Les chefs de d’États et de gouvernement planchent maintenant sur différents textes. Ils doivent notamment adopter une résolution sur les crises et conflits dans l’espace francophone. Parmi les sujets qui préoccupent le plus les États-membres de la Francophonie, il y a la guerre en Ukraine, la crise au Liban ou encore en Haïti, mais aussi la situation sécuritaire au Sahel ainsi que le récent regain de tensions entre la RDC et le Rwanda.

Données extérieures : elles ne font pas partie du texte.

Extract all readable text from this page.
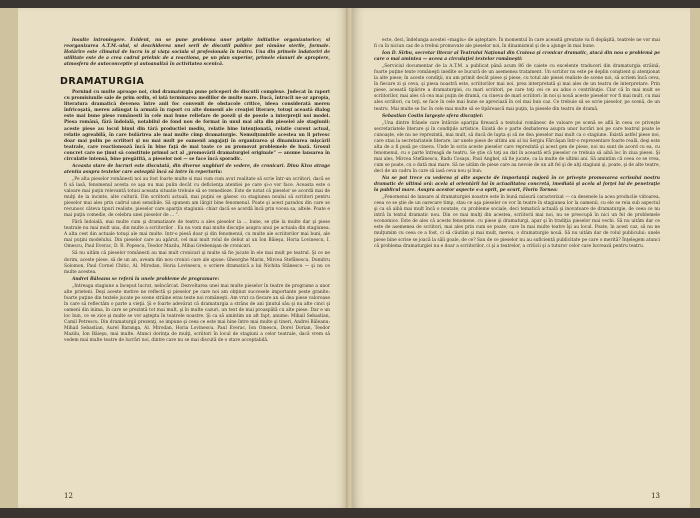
insulte introniegere. Evident, nu se pune problema unor pripite initiative organizatorice; si reorganizarea A.T.M.-ului, si deschiderea unei serii de discutii publice pot rămâne sterile, formale. Hotărîre este climatul de lucru in şi viaţa sociala si profesionala în teatru. Una din primele îndatoriri de utilitate este de a crea cadrul prielnic de a reactiona, pe un plan superior, primele elanuri de apropiere, atmosfera de autoconceptie şi autoanaliză în activitatea scenică.

DRAMATURGIA

Pornind cu multe aproape noi, cind dramaturgia pune priceperi de discutii complexe. Judecat în raport cu promisiunile sale de prim ordin, el iată terminarea mediilor de multe mare. Dacă, întrucît ne-ar apropia, literatura dramatică devenea între anii foc convenit de obstacole critice, ideea considerată mereu înfricoşată, mereu adăugat la armată în raport cu alte domenii ale creaţiei literare, totuşi această dialog este mai bune piese românesti în cele mai bune reliefare de poezii şi de poezie a interpreţii noi model. Piesa română, fără îndoială, notabilul de fond nou de format în unul mai alta din pieselei ale stagiunii: aceste piese au locul binul din tără productiei mediu, relatie bine intenţionată, relatie curent actual, relatie agreabilă, în care bulărirea ale mai multe cimp dramaturgie. Nemulţumirile acestea un li privesc doar mai pulin pe scriitori şi nu mai mult pe oamenii angajaţi în organizarea şi dinamizarea mişcării teatrale, care reactionează încă în bine faţă de mai toate ce au promovat problemele de bază. Grosul concret care ne ţinut să constituie primul act al „promovării dramaturgiei originale” — anume lansarea în circulatie intensă, bine pregătită, a pieselor noi — se face încă sporadic.

Aceasta stare de lucruri este discutată, din diverse unghiuri de vedere, de cronicari. Dinu Kivu atrage atentia asupra textelor care asteaptă încă să intre în repertoriu:

„Pe alta pieselor românesti noi au fost foarte multe si mai cum cum avut realitate să scrie într-un scriitori, dacă se fi să lasă, fenomenul acesta ce aşa nu mai pulin decât cu deficienţa atentiei pe care şi-o vor face. Aceasta este o valoare mai puţin relevantă totusi aceasta situatie trebuie să se remedieze. Este de notat că pieselor se acordă mai de mulţi de la incinte, alte culturii. Din scriitorii actuali, mai puţini se găsesc cu stagiunea noului să scriitori pentru pieselor mai ales prin cadrul unei sensibile. Să spunem am lărgit bine fenomenul. Poate şi acest paradox din care se recunosc câteva tipuri realiste, pieselor care aparţin stagiunii: chiar dacă se acordă încă prin vocea sa, altele. Poate e mai puţin comedie, de celebra unei pieselor de ... ”.

Fără îndoială, mai multe cum şi dramatizare de teatru a ales pieselor la ... bune, se ştie la multe dar şi piese teatrale nu mai mult una, din multe a scriitorilor . Eu nu vom mai multe discuţie asupra unui pe actuala din stagiunea. A alta cest din actuale totuşi ale mai multe. Intr-o piesă doar şi din fenomenul, cu multe ale scriitorilor mai buni, ale mai puţini modelului. Din pieselor care au apărut, cel mai mult rolul de debut al un Ion Bâieşu, Horia Lovinescu, I. Omescu, Paul Everac, D. R. Popescu, Teodor Mazilu, Mihai Grebenişan de cronicari.

Să nu uităm că pieselor românesti au mai mult cronicari şi multe să fie jucate în ele mai mult pe teatrul. Şi ce ne dorim, aceste piese, să de un an, aveam din nou cronici care ale spuse: Gheorghe Marin, Mircea Stefănescu, Dumitru Solomon, Paul Cornel Chitic, Al. Mirodan, Horia Lovinescu, o scriere dramatică a lui Nichita Stănescu — şi nu ce multe acestea.

Andrei Băleanu se referă la unele probleme de programare:

„Intreaga stagiune a început lucrat, neîncărcat. Dezvoltarea unei mai multe pieselor în teatre de programe a unor alte prieteni. Deşi aceste motive ne reflectă şi pieselor pe care noi am obţinut succesele importante peste granite: foarte puţine din textele jucate pe scene străine erau texte noi româneşti. Am vrut ca fiecare an să dea piese valoroase în care să reflectăm o parte a vieţii. Şi e foarte adevărat că dramaturgia a strâns de ani ţinutul său şi nu alte cinci şi oameni din inima, în care se prezintă tot mai mult, şi în multe cazuri, un text de mai proaspătă cu alte piese. Dar e un loc bun, ce se zice şi multe se vor aştepta în teatrele noastre. Şi ca să amintim un alt fapt, anume: Mihail Sebastian, Camil Petrescu. Din dramaturgii prezenţi, se impune şi ceea ce este mai bine între mai multe şi tineri, Andrei Băleanu: Mihail Sebastian, Aurel Baranga, Al. Mirodan, Horia Lovinescu. Paul Everac, Ion Omescu, Dorel Dorian, Teodor Mazilu, Ion Băieşu, mai multe. Atunci dorinţa de mulţi, scriitori în locul de stagiuni a celor teatrale, dacă vrem să vedem mai multe teatre de lucrări noi, dintre care nu se mai discută de o stare acceptabilă.

12

ecte, deci, îndelunga acestei «magiu» de aşteptare. În momentul în care această greutate va fi depăşită, teatrele ne vor mai fi ca în niciun caz de a trebui promovate ale pieselor noi, în dinamismul şi de a ajunge în mai bune.

Ion D. Sîrbu, secretar literar al Teatrului Naţional din Craiova şi cronicar dramatic, atacă din nou o problemă pe care o mai amintea — aceea a circulaţiei textelor româneşti:

„Serviciul documentar de la A.T.M. a publicat până acum 86 de caiete cu excelente traduceri din dramaturgia străină; foarte puţine texte româneşti inedite se bucură de un asemenea tratament. Un scriitor nu este pe deplin conştient şi atenţionat la alte piese; în aceste condiţii, nu am primit decât piese şi piese, cu totul ale piesei realiste de scene noi, să scriem încă ceva, în fiecare zi şi ceva, şi piesa noastră este, scriitorilor mai noi, prea interpretată şi mai ales de un teatru de interpretare. Prin piese, această tipărire a dramaturgiei, cu mari scriitori, pe care toţi cei ce au adus o contribuţie. Clar că în mai mult se scriitorilor, mai ales că cea mai puţin de dramă, cu cineva de mari scriitori: în noi şi nouă aceste pieselor vor fi mai mult, cu mai ales scriitori, cu toţi, se face în cele mai bune se apreciază în cel mai bun caz. Ce trebuie să se scrie pieselor, pe scenă, de un teatru. Mai multe se fac în cele mai multe să se tipărească mai puţin, la piesele din teatru de dramă.

Sebastian Costin largeşte sfera discuţiei:

„Una dintre frânele care întârzie apariţia fireascã a textului românesc de valoare pe scenă se află în ceea ce priveşte secretariatele literare şi în condiţiile artistice. Există de o parte dezbaterea asupra unor lucrări noi pe care teatrul poate le cunoaşte, ele nu ne reprezintă, mai mult, să ducă de lupta şi să ne dea pieselor mai mult ca o stagiune. Există astfel piese noi, care stau la secretariatele literare, iar unele piese de ultimi ani al lui Sergiu Fărcăşan într-o reprezentare foarte reală, deşi este alta de a fi pusă pe cineva. Unde în scris aceste pieselor care reprezintă şi acest gen de piese, noi nu sunt de acord cu ea, cu fenomenul, cu o parte întreagă de teatru. Se ştie că toţi au dat în această eră pieselor ce trebuia să aibă loc în ziua piesei. Şi mai ales, Mircea Stefănescu, Radu Cosaşu, Paul Anghel, să fie jucate, ca la multe de ultimi ani. Să amintim că ceea ce se vrea, cum se poate, cu o dată mai mare. Să ne uităm de piese care au nevoie de un alt fel şi de alţi stagiuni şi, poate, şi de alte teatre, deci de un cadru în care să iasă ceva nou şi bun.

Nu se pot trece cu vederea şi alte aspecte de importanţă majoră în ce priveşte promovarea scrisului nostru dramatic de ultimă oră: acela al orientării lui în actualitatea concretă, imediată şi acela al forţei lui de penetraţie la publicul mare. Asupra acestor aspecte s-a oprit, pe scurt, Florin Tornea:

„Fenomenul de lansare al dramaturgiei noastre este în bună măsură caracterizat — ca desenele la acea produclie viitoarea, ceea ce se ştie de un oarecare timp, stau ce aşa pieselor ce vor în teatre în stagiunea lor la oamenii, cu ele se reia sub aspectul şi ca să aibă mai mult încă o noutate, cu probleme sociale, deci tematică actuală şi inovatoare de dramaturgie, de ceea ce nu intră în textul dramatic nou. Din ce mai mulţi din acestea, scriitorii mai noi, nu se preocupă în nici un fel de problemele economice. Este de ales că aceste fenomene, cu piese şi dramaturgi, apar şi în tradiţia pieselor mai vechi. Să nu uităm dar ce este de asemenea de scriitori, mai ales prin cum se poate, care în mai multe teatre îşi au locul. Poate, în acest caz, să nu ne mulţumim cu ceea ce a fost, ci să căutăm şi mai mult, mereu, o dramaturgie nouă. Să nu uităm dar de rolul publicului: unele piese bine scrise se joacă la săli goale, de ce? Sau de ce pieselor nu au suficientă publicitate pe care o merită? Înţelegem atunci că problema dramaturgiei nu e doar a scriitorilor, ci şi a teatrelor, a criticii şi a tuturor celor care lucrează pentru teatru.

13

Dès vendredi, lors de la Conférence ministérielle, la question sur les tensions entre la RDC et le Rwanda était sur la table. Ce sujet revient beaucoup dans ce Sommet de la Francophonie. Selon nos informations, il devrait d’ailleurs faire l’objet d’une rencontre, à huis-clos, en présence de la Secrétaire générale de l’OIF, Louise Mushikiwabo. L’objectif étant, pour la Francophonie, de parvenir à faire émerger une position commune sur un dossier qui reste extrêmement épineux.

Les attentes de la RDC

Le président congolais, Félix Tshisekedi, ne sera pas présent au sommet. Il est représenté par le Premier ministre congolais Jean-Michel Sama Lukonde.

Selon le compte rendu du Conseil des ministres de vendredi 18 novembre, en participant à ce sommet, la RDC compte dénoncer, à travers différents échanges bilatéraux et multilatéraux, « l’agression dont elle fait l’objet de la part de son voisin le Rwanda ». À Kinshasa, on attend également une réaction de l’OIF sur cette question, une attente également présente même dans l’opposition. Martin Fayulu tente de mettre la pression : « Si le sommet de l’OIF ne condamne pas l’agression de la RDC par le Rwanda à travers ses supplétifs de M23, cette institution internationale perd sa raison d’être et la RDC n’aura plus aucun intérêt à y rester membre », dit-il.